The other optimization, which is still used, is to not encode an x0 operand explicitly for certain commonly used instructions. That will be slighly faster and will often make the instruction one word shorter. For an example, consider the following two functions:

i0(A) -> A + 42.
i1(_, A) -> A + 42.

We can disassemble the loaded code like so:

1> c(t).
{ok,t}
2> erts_debug:df(t).
ok

In the file t.dis we find the code for the two functions:

0000000143DFF590: i_func_info_IaaI 0 `t` `i0` 1 
0000000143DFF5B8: i_increment_rWd r(0) 42 x(0) 
0000000143DFF5D0: return 

0000000143DFF5D8: i_func_info_IaaI 0 `t` `i1` 2 
0000000143DFF600: i_increment_xWd x(1) 42 x(0) 
0000000143DFF620: return

The BEAM loader has rewritten the addition operator to the specialized i_increment instruction.

The i_increment instruction in the i0/1 function uses the r(0) operand. An r(0) operand is not explicitly encoded as an operand. As can be seen by subtracting the addresses for the instructions, that instruction occupies 3 words (24 bytes).

The i_increment instruction in the i1/1 function uses the x(1) operand that needs to be explicitly encoded. Therefore, that instruction occupies 4 words (32 bytes).

nzok · June 11, 2023, 9:13am

If I recall correctly, the Quintus implementation of the WAM for Prolog
kept X1-X4 in CPU registers on all machines with “enough” registers, where
“enough” was defined as 16. This included M68010, VAX, s/370. It’s a bit
shocking to realise that we’d have been thrilled to the very socks with
the RP 2040 (dual core ARM Cortex M0+) or ESP32 dual core XTensa LX6).
Given that even PCs today have 16 general purpose registers, might it be
worth resurrecting the old X0-in-register optimisation?

jhogberg · June 11, 2023, 9:29am

I think adopting the same approach as the JIT (xregs, fregs, bitstring construction state, etc in the same variable/register) would be worthwhile too, I didn’t do it back then because I wanted minimal changes to the interpreter but I think the time is ripe now.
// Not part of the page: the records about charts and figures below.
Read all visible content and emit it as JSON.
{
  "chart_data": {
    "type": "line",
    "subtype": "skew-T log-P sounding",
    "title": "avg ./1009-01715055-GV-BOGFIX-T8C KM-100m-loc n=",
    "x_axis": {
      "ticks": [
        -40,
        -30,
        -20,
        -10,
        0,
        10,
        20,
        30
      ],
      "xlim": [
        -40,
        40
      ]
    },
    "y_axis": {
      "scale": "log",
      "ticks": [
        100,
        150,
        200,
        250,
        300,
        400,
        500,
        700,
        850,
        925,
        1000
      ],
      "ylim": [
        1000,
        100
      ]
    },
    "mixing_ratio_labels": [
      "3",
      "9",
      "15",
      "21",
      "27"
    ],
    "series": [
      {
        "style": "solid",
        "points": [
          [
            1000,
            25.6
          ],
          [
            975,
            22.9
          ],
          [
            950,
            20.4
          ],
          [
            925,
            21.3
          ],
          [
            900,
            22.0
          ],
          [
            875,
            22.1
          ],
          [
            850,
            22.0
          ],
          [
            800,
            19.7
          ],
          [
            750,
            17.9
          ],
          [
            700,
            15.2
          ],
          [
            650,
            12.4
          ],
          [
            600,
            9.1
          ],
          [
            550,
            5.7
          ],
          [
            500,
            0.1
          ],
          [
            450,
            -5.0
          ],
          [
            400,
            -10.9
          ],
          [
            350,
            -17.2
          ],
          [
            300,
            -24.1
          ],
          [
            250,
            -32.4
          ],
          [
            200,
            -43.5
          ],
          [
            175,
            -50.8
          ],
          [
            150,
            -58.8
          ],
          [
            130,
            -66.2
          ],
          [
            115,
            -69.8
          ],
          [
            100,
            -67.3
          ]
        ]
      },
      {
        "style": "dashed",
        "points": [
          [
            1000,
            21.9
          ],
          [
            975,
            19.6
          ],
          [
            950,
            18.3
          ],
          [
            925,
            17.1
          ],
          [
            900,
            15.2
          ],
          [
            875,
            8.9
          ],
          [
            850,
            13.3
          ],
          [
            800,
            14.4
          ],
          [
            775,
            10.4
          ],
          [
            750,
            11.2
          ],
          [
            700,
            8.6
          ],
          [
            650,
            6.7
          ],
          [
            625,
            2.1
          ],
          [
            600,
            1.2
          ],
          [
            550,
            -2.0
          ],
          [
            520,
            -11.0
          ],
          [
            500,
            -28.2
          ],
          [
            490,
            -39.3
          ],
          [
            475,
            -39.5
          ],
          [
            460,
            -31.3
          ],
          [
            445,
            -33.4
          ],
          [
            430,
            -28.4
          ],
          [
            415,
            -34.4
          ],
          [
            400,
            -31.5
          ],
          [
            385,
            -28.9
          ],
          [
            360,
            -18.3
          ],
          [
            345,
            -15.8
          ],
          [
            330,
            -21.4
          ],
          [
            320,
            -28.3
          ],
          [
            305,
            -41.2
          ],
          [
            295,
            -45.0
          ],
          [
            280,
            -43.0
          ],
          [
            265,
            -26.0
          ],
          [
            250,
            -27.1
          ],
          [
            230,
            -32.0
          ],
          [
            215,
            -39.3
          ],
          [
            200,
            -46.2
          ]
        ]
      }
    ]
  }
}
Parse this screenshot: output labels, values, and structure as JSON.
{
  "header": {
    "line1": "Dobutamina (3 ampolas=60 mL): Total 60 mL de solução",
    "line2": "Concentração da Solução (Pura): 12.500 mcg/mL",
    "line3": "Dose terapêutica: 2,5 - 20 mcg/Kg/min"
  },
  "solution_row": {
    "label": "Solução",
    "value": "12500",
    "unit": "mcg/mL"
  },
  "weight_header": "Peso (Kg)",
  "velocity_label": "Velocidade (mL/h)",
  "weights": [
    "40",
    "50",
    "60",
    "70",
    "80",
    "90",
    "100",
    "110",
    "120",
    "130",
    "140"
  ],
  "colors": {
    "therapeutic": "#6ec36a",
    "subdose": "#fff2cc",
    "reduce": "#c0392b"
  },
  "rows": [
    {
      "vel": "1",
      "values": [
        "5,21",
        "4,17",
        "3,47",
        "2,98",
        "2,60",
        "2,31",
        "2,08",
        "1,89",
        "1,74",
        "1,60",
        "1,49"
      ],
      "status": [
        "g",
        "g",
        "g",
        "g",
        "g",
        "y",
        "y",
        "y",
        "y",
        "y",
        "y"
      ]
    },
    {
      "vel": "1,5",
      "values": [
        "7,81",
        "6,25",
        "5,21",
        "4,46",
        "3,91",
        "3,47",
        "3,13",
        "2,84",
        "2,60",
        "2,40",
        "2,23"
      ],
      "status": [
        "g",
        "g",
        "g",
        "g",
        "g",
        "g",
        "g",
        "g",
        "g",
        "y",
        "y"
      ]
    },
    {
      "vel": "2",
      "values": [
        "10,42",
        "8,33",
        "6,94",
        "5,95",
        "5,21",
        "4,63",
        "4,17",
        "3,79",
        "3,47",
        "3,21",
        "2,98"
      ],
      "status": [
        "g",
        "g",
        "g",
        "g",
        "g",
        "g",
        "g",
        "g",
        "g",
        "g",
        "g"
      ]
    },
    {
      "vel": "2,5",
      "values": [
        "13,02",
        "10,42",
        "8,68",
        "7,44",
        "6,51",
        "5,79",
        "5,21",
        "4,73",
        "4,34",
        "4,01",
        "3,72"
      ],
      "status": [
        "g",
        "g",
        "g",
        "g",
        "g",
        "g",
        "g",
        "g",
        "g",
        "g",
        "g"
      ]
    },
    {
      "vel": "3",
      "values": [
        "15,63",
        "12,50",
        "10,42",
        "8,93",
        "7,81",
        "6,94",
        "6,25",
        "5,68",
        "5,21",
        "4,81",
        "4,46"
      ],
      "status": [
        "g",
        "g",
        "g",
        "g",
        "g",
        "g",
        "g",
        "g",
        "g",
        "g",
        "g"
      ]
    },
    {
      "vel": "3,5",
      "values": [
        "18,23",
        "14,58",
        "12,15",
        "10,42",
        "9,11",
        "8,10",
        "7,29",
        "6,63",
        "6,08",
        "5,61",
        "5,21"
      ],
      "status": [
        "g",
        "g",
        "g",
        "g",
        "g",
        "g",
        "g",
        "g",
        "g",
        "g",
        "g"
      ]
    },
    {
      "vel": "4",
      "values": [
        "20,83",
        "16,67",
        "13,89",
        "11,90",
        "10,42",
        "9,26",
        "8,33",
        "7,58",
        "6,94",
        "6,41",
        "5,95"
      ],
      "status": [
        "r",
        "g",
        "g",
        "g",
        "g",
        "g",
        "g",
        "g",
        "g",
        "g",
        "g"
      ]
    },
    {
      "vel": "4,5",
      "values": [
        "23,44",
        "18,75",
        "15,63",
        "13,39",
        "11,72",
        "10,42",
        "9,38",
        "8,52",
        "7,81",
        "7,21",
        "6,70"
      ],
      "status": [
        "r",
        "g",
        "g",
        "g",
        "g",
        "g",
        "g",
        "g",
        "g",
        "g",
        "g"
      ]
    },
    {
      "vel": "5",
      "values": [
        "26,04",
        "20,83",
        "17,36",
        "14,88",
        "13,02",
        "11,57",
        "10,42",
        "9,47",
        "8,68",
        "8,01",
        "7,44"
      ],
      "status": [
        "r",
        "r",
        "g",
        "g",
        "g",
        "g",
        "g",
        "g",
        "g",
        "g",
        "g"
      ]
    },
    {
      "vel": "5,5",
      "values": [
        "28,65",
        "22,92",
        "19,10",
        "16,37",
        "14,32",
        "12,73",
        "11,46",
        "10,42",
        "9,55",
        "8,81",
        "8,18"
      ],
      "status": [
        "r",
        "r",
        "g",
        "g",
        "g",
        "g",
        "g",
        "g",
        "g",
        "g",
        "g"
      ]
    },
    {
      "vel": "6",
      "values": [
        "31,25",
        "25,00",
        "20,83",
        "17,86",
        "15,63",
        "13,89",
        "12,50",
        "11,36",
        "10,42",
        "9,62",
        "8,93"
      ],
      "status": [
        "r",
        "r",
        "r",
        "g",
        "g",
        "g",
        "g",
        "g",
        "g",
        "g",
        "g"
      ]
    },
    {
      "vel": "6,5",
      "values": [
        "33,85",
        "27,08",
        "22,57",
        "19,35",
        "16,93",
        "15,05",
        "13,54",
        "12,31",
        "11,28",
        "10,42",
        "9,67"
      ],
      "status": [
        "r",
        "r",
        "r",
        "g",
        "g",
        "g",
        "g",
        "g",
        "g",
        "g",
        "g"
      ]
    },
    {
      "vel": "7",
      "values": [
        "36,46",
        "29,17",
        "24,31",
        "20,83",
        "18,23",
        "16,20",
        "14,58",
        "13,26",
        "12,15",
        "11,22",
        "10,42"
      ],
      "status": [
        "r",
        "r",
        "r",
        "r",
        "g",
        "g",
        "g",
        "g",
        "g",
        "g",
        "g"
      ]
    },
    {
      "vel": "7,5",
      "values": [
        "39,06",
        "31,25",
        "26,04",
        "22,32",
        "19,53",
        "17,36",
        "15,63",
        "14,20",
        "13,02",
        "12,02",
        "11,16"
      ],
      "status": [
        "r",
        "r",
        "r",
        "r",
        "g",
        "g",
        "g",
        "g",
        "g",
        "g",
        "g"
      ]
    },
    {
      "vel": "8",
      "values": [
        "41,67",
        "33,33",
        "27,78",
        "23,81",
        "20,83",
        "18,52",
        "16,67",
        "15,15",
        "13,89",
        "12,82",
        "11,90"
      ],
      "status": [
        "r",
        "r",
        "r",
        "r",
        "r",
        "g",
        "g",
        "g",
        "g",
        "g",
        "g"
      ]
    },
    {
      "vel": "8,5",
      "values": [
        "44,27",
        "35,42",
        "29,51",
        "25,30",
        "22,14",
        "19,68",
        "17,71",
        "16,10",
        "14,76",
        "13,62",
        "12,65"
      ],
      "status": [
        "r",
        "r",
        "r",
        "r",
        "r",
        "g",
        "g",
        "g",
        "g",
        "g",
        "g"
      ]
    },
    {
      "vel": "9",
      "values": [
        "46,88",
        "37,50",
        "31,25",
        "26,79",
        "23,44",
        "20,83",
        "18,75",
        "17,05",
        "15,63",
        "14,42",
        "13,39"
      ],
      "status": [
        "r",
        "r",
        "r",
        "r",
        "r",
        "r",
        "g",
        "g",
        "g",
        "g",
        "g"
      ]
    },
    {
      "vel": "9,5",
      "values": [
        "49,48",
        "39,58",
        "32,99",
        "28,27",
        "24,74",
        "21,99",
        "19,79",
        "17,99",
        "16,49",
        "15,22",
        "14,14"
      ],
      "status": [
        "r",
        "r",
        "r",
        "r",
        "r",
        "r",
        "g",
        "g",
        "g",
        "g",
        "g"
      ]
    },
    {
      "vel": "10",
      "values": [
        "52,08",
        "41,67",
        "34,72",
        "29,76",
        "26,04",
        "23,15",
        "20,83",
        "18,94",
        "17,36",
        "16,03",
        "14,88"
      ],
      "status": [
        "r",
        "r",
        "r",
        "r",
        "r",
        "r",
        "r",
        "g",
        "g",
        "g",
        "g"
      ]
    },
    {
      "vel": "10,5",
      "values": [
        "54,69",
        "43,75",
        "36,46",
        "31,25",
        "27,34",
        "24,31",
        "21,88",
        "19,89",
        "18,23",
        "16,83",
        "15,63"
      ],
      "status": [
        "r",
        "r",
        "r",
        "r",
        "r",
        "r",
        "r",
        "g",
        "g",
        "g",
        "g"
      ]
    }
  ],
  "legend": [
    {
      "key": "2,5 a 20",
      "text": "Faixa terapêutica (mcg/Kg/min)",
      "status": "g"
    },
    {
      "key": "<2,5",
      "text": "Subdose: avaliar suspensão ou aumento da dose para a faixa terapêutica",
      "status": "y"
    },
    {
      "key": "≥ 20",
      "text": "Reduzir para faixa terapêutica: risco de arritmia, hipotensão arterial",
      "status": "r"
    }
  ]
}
It ought to give the compiler enough leeway to do the right thing without these annotations.

The ARM JIT does this to great effect (x0-x5), and I recently experimented with doing the same for x86 (x0-x3) where it unfortunately didn’t give much at all. :-/

karlsson · June 11, 2023, 7:51pm

Just adding a note here that the RISC-V ISA has 31 general purpose registers, except for the embedded (RV32E) variant that has 15.
Although general purpose, it suggests a calling convention as described in the old post mentioned before.
Maybe enough for the Erlang Core team to play with…